An expansion of the fiduciary duties of doctors towards patients could provide better protection to those suffering from medical mishaps. Such an expansion would require doctors to promptly disclose adverse events.
A New South Wales District Court is currently hearing a case about a surgical pack allegedly left inside Helen Caroline Anne O'Hagan’s abdomen for more than 15 years.
It’s claimed surgeon Dr Samuel Sakker negligently failed to remove it during a partial colectomy he performed in August 1992 at the Poplars Private Hospital in Epping, Sydney.
Mrs O'Hagan subsequently experienced cramping, fevers and loss of bowel control but assumed they were related to her chronic abdominal and pelvic problems.
The pack, encapsulated with fibrous adhesions, was discovered after an X-ray in October 2007 revealed the sponge’s embedded radiopaque thread.
Although distressing, such medical errors are not uncommon.

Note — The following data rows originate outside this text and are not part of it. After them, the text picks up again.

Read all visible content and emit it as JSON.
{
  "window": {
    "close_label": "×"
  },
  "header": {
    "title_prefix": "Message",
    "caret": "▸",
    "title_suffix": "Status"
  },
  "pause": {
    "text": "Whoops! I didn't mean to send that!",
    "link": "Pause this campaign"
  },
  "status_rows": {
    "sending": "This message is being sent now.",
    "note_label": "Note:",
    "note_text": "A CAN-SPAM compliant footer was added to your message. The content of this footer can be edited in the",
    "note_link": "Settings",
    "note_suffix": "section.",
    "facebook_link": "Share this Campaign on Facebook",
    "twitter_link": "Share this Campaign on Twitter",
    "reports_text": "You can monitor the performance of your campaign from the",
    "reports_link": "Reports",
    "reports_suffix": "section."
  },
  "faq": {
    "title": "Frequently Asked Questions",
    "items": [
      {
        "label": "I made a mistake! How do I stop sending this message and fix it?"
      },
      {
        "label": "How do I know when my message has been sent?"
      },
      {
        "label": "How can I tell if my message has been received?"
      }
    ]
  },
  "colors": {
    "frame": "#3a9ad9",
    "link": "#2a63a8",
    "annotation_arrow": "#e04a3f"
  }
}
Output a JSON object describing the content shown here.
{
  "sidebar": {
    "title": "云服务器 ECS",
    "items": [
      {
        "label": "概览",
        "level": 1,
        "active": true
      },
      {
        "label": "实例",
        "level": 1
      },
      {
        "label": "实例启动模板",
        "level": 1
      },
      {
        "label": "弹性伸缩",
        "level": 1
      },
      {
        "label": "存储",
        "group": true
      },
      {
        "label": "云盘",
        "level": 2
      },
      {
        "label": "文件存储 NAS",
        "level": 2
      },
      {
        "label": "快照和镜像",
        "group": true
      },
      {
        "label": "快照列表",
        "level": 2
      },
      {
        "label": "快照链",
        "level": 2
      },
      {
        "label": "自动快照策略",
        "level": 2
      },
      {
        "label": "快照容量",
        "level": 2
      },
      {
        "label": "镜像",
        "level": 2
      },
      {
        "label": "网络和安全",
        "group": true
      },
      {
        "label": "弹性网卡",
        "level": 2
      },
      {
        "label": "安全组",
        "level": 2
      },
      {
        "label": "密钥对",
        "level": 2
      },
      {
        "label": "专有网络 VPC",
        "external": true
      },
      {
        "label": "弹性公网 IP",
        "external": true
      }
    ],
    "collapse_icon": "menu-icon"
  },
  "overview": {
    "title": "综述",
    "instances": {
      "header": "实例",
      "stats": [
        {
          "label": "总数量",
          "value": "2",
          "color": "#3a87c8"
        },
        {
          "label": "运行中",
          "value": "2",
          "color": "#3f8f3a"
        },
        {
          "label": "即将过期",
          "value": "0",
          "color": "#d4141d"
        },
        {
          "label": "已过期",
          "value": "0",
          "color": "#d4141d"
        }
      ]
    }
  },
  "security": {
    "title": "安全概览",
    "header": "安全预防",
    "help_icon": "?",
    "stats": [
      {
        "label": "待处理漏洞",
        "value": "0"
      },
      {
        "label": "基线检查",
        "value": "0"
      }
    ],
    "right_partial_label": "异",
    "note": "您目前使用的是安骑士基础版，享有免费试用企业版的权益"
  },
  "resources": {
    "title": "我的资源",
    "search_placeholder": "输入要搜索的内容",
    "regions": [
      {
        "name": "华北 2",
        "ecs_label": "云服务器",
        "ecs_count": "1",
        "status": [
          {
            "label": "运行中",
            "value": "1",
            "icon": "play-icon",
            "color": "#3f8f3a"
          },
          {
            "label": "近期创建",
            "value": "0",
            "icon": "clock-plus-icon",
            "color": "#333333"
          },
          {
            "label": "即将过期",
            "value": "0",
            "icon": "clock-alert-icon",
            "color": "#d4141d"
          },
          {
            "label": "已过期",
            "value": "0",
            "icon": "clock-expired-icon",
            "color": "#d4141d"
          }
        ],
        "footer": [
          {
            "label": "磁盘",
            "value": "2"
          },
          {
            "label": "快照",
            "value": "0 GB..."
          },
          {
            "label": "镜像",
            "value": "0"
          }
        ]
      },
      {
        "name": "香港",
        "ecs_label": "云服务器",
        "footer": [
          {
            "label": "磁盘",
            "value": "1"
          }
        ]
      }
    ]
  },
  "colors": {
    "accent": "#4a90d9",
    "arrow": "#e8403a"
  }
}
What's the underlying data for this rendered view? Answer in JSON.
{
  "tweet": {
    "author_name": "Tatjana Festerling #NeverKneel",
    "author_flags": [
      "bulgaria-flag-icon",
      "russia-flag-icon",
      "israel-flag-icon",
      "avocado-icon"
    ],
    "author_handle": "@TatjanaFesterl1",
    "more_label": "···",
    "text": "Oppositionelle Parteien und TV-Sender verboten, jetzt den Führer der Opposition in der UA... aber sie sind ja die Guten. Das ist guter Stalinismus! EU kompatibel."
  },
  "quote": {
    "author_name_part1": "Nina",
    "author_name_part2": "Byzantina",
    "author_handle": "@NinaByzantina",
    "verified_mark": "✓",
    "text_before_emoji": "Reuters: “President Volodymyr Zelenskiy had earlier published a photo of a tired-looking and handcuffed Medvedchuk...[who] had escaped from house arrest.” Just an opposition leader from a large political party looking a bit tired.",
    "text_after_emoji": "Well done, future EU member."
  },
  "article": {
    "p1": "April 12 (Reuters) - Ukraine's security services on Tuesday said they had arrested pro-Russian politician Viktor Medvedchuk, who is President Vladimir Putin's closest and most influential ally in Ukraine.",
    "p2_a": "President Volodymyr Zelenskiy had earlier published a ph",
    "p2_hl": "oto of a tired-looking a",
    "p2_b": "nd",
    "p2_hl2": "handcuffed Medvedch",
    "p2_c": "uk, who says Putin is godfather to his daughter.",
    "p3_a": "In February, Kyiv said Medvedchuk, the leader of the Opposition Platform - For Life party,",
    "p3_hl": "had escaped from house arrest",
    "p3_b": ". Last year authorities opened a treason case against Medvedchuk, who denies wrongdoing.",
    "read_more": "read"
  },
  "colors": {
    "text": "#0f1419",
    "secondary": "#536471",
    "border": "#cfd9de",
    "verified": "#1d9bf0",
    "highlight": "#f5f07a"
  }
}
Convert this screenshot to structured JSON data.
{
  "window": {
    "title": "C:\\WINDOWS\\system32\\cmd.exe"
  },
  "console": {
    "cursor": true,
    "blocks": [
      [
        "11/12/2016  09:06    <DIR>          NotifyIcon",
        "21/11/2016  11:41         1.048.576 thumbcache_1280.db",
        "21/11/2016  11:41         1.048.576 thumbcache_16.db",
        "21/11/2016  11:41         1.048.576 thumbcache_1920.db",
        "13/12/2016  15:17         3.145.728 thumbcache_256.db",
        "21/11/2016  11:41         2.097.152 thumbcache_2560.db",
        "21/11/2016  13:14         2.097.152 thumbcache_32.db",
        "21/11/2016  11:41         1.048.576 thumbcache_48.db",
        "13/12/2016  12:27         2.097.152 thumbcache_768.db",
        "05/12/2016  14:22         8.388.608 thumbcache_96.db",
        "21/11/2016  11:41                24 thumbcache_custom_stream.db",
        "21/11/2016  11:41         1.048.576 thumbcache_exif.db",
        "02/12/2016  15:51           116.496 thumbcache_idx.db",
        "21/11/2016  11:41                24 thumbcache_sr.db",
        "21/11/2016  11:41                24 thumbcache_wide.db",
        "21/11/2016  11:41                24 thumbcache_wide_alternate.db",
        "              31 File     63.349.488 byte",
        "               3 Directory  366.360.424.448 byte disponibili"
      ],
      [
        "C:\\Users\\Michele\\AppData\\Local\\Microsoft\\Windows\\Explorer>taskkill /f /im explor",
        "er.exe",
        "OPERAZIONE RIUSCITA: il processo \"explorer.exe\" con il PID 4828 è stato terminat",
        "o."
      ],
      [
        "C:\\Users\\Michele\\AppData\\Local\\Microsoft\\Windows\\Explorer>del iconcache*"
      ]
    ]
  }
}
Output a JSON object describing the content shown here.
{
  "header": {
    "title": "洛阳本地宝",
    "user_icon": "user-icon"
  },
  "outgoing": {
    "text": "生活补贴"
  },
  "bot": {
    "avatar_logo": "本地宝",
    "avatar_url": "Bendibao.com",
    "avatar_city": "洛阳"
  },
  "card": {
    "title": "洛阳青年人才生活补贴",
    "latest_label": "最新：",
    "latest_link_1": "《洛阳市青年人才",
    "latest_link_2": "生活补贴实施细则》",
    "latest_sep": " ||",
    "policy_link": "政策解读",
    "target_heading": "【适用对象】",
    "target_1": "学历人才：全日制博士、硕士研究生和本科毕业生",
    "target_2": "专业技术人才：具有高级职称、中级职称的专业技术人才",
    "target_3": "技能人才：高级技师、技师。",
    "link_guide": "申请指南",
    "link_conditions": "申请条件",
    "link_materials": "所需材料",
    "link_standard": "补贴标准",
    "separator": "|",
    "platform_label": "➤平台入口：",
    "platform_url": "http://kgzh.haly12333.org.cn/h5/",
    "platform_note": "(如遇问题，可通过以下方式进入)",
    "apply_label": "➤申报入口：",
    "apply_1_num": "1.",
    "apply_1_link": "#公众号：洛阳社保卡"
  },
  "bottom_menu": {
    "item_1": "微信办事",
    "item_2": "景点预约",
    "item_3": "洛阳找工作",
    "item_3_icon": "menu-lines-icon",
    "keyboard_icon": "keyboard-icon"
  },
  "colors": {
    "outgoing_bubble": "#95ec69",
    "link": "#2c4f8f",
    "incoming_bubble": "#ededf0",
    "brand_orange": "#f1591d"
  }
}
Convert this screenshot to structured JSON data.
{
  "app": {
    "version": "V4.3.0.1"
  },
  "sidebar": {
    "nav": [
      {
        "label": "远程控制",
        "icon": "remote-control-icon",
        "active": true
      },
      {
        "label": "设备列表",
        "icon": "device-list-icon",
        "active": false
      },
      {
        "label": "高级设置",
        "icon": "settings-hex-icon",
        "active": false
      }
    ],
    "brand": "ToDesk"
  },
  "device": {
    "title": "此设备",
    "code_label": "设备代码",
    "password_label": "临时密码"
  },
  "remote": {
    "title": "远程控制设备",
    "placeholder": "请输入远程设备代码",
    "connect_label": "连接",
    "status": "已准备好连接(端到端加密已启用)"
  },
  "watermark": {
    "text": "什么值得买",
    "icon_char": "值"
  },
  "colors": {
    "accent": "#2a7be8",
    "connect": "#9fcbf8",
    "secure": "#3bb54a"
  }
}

Research increasingly shows they relate to system error.
This makes the hunt for individual blame (perpetuated by the common law compensation system) often somewhat farcical. It also supports the case for a “no-fault” compensation system for medical negligence.
What is most concerning about this case, however, is that although the surgical pack was removed in the immediate aftermath of its X-ray discovery by another surgeon, it was three years before he told Mrs O'Hagan that it could only have been put there during Dr Sakker’s operation.
By that time, the statute of limitations on Mrs O'Hagan’s right to claim for medical negligence had expired.
The patient (through her solicitor) had to make a special application to be granted permission to sue the first surgeon for negligence. This was granted by NSW District Court Judge Leonard Levy.
Academics, judges and many in the legal profession have been suggesting that the statutory changes to medical negligence are grossly unfair – they seem designed to prevent patients seeking fair compensation.
These changes took place over a decade ago, at the time of the so-called “medical indemnity crisis”. This was blamed on large patient pay-outs at the time but was probably more due to refinancing problems in the medical indemnity insurance industry.
As a result, taxpayers – through a federal government subsidy – now support the private medical indemnity insurance companies of doctors.
This means that such insurance companies make profits from a reduced need to pay money back to the injured, while the injured (through their taxes) have to fund the legal teams that oppose their claims for fair compensation.
Many see the solution as involving the introduction of a “no-fault” compensation scheme for medical error. Under such a scheme, damages claims for medical negligence might not be as large as under common law, but they would be more prompt, affordable and accessible.
A case like Mrs. O'Hagan’s compounds the injustice of the existing system. It creates the appearance that information may have been withheld from a patient until the statute of limitations had expired.
The doctor who held that information back is not currently legally liable.
Doctors have a legal fiduciary duty to protect patients in particularly vulnerable situations. This is a special class of common law obligation. It covers, for example, allegations of sexual or financial abuse of patients by doctors.
When such a claim is made by a patient, the legal onus of proof is on the doctor to disprove it.
The law operates this way to take the pressure off patients because the power in a doctor-patient relationship is particularly stacked against the latter in such situations.
Academics such as myself have for some time argued that the fiduciary duties of doctors should be expanded to include a duty to promptly notify patients of adverse events.
If such an event occurred during a hospital admission, for example, “promptly” could be reasonably interpreted as requiring disclosure before the patient is discharged.
If such a fiduciary obligation had been in place in this case, the patient would most likely have been told immediately by the second doctor that the removed abdominal mass wrapped around a surgical sponge with a radio-opaque tracer could only have been placed in her stomach during an operation.
Making this change could be something that a judge could do in the course of proceedings such as this.
It would involve an incremental expansion of the common law doctrine of fiduciary responsibilities to cover amongst particularly vulnerable situations – not just sexual and financial abuse but also instances where the patient has been injured by medical staff.